Our broken organization

      One of the tactics to guarantee the political control of our towns has been the disintegration of regional organization, that is, the establishment of a system for social atomization. In discussion, they pretend to eliminate this disintegration and atomization. In practice, the politicies of all the orders, consolidate it. For that reason we find in 1944 a completely disjointed, disintegrated, disorganized Indian population. The official paternalism has invented national arches for us, that co-opt some leaders and invent others. This history I have discussed a lot with our companions, we won't stop at that.

      The atomization has meant political contraction for us. We have the political control of our community, in general, but we are not allowed to have the regional one. Wanting to achieve it has shed a lot of blood. The red note of all the newspapers of faith says so.

      The contraction has allowed development of a strong and solid organization. The maximum authority of our communities is the general assembly. Independently, by the customs of each indigenous town, the assembly integrates the family heads, youths over 18 years of age, and widows. It is this assembly which names their organs of government. Starting with these organs, the collective decisions are executed and they try to solve each one of the problems each community faces.
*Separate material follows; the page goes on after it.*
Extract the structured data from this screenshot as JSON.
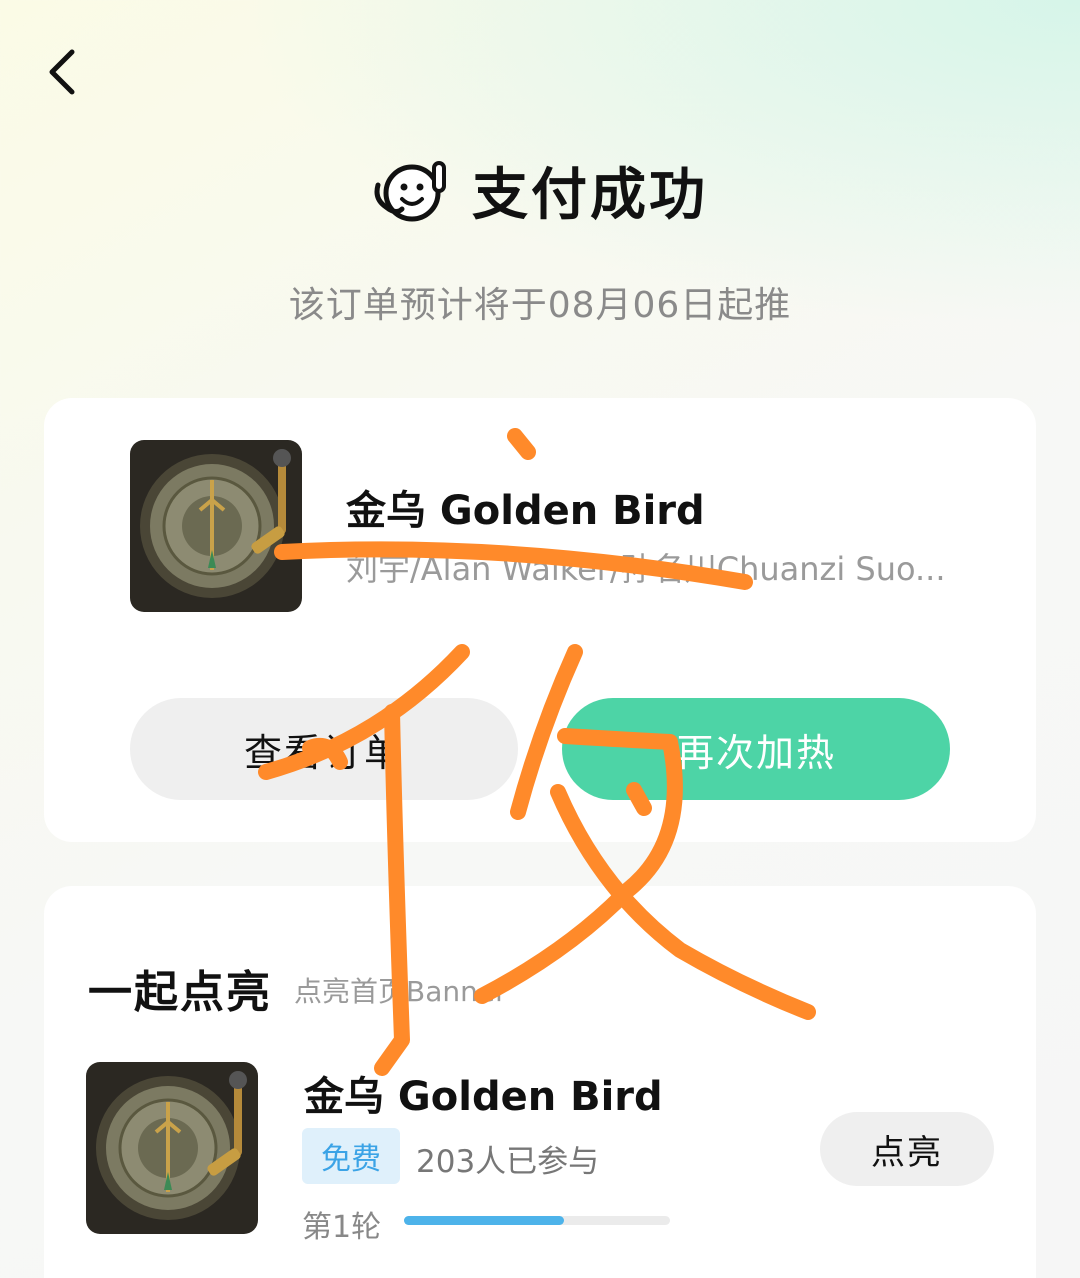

      The significance of power in an indigenous community, different to what occurs in a rural or urban mestizo world, is very great. In our communities power is a service, that is to say, it is the execution of guidelines set by an assembly, a collective. In the other world, it means the exercise of the decisions of the same authority that was chosen through electoral mechanisms little controlled by the society. The power of an Indian town is the result of a civic act; in the other it is the result of a group relationship that holds or aspires to power. To ascend to indigenous power, one has to demonstrate work, an individual attitude in the face of community commitments, a personal attitude inside the extensive family, in front of the neighborhood, brotherhood, etc. A power that when one has it, is only to obey, to fulfill, and to work. An authority in a community is practically an employee in the service of all, an employee who is not paid, who is not allowed to initiate, and when permission is given, the initiative can only be carried out if consultation occurs. On the contrary, the political power in the mestizo or urban societies is the opposite. It entails the possibility to execute one’s own ideas, to satisfy one’s personal interests; consultation doesn't exist. It is aspired to because of limitless remuneration, a fact that explains the growth of corruption as the expression of the public power.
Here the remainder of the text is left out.